Authorities also lack enough cars and fuel to reach affected areas and evacuate seriously ill patients.

Convinced that witchcraft is responsible for this illness, many patients avoid the clinics of traditional healers. This led to at least one death at a sanctuary in Kalungu.

Paul Ssemigga, 68, a farmer, believes he fell ill after eating contaminated meat. He sought help from a traditional healer and took herbs for more than a month before seeking treatment at Kalisizo General Hospital in Kyotera.

It is not known whether Mr Ssemigga suffers from anthrax. Of the eight patients treated at the hospital, test results are only available for two; both were negative for anthrax.

But so far, Mr. Ssemigga appears to be responding to antibiotics and the swelling in his arms appears to be easing, said Dr. Emmanuel Ssekyeru, a doctor at the hospital.

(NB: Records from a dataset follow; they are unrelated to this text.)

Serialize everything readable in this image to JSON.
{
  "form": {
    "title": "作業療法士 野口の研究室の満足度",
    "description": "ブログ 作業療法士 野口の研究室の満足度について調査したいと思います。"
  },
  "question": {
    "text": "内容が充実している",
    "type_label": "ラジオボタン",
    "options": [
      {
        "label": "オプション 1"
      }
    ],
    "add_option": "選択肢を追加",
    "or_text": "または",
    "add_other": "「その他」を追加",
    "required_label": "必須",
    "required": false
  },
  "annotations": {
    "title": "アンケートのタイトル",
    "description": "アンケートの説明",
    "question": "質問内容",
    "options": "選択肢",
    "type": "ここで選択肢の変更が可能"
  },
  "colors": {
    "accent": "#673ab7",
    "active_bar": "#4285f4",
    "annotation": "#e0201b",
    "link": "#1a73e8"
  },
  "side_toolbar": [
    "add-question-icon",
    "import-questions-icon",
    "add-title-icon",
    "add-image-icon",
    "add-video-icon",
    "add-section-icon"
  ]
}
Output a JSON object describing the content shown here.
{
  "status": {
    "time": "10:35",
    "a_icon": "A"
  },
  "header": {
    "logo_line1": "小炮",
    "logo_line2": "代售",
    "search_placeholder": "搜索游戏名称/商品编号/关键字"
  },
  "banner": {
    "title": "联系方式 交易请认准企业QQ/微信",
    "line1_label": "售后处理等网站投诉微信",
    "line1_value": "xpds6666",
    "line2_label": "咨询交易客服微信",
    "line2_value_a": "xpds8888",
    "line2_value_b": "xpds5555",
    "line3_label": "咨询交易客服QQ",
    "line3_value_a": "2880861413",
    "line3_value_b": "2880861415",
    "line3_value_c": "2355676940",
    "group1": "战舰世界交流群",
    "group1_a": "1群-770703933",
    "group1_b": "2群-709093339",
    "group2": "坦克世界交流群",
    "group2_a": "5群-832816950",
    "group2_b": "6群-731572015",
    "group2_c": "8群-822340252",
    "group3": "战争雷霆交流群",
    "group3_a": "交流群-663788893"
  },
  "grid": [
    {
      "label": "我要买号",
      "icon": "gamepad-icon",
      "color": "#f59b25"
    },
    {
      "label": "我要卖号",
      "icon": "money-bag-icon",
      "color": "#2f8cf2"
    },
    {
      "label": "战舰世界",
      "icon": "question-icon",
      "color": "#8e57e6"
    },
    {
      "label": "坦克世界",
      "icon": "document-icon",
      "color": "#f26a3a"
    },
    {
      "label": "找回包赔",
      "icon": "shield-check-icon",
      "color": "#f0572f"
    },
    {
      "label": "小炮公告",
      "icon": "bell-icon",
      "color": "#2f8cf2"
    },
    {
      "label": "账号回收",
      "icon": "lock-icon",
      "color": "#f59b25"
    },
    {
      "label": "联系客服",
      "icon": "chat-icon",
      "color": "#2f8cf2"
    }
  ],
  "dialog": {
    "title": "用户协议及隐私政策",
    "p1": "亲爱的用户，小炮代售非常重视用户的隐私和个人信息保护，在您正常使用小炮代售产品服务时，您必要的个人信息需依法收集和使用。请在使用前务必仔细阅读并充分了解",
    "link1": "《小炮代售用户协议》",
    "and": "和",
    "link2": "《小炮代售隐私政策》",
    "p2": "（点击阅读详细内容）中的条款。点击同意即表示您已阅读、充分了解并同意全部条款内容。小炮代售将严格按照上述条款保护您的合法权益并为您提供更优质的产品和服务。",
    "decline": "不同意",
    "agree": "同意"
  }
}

It is possible that those who test negative for anthrax may have cellulitis, a generic term for any deep skin infection, Dr Ssekyeru said. Or they can suffer from many illnesses with similar symptoms: Rift Valley fever, a viral disease also seen in pets, for example, or infections by certain bacteria or by arboviruses such as West Nile virus. Western – or even tick bites.

Investigators should continue to consider these other possibilities, Dr. Pavia said.

“A rule in an outbreak is not to close your mind too early and always consider that there is a second pathogen or a second route of transmission,” he said.

Otherwise, managers could succumb to what’s called confirmation bias, where “you have a few cases of one thing and so you try very hard to lead others to that diagnosis, but you’re wrong.” “, did he declare.